I might be mistaken, however this is what I look into when I run into similar situations


Feel free to get back to the mailing list for further clarifications …

Thias


From: Caizhi Weng <ts...@gmail.com>>
Sent: Donnerstag, 2. September 2021 04:24
To: Daniel Vol <vo...@gmail.com>>
Cc: user <us...@flink.apache.org>>
Subject: Re: Flink restarts on Checkpoint failure

Hi!

There are a ton of possible reasons for a checkpoint failure.
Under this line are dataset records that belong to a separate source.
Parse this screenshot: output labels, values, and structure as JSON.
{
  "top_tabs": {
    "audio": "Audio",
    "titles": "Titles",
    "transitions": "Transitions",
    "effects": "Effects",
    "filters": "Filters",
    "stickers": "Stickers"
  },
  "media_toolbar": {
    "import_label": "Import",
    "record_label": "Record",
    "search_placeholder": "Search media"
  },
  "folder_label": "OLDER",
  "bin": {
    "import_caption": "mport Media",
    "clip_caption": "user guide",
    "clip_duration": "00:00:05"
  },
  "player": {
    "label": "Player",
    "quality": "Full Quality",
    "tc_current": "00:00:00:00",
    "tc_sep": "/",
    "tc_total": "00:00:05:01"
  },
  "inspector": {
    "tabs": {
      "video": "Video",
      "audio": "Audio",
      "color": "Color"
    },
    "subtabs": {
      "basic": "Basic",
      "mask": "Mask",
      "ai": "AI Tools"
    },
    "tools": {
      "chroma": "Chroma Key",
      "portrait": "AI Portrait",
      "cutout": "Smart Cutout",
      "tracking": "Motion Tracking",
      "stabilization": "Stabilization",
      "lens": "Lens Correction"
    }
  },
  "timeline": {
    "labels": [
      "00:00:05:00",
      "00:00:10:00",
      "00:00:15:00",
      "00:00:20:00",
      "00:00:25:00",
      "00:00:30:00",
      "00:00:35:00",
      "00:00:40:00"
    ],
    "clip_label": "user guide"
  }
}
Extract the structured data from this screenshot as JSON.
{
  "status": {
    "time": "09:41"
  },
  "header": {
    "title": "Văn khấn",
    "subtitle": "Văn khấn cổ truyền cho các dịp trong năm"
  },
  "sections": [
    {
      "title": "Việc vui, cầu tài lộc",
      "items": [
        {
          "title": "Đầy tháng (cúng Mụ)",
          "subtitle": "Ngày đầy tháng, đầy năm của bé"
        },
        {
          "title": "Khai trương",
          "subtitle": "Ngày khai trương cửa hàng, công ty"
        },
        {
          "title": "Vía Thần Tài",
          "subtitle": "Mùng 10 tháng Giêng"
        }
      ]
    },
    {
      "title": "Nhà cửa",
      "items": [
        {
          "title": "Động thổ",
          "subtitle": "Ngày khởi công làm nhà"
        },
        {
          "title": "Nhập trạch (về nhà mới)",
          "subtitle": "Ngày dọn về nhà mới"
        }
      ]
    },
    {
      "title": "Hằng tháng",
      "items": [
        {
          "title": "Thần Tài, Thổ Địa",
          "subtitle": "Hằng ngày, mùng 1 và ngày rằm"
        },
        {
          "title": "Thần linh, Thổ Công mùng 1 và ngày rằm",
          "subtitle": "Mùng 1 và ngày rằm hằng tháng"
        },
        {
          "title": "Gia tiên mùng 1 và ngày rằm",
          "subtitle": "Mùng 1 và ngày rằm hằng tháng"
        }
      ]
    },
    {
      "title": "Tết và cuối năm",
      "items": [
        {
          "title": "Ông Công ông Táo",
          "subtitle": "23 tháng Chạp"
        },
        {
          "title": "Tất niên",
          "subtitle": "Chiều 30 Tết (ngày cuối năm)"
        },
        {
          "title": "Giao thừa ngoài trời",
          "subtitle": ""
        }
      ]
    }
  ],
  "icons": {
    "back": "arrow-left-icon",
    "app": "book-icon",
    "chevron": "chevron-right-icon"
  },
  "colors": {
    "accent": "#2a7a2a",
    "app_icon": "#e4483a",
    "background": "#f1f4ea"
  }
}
The most possible reasons might be
* The JVM is busy with garbage collecting when performing the checkpoints. This can be checked by looking into the GC logs of a task manager.
* The state suddenly becomes quite large due to some specific data pattern. This can be checked by looking at the state size for the completed portion of that checkpoint.

You might also want to profile the CPU usage when the checkpoint is happening.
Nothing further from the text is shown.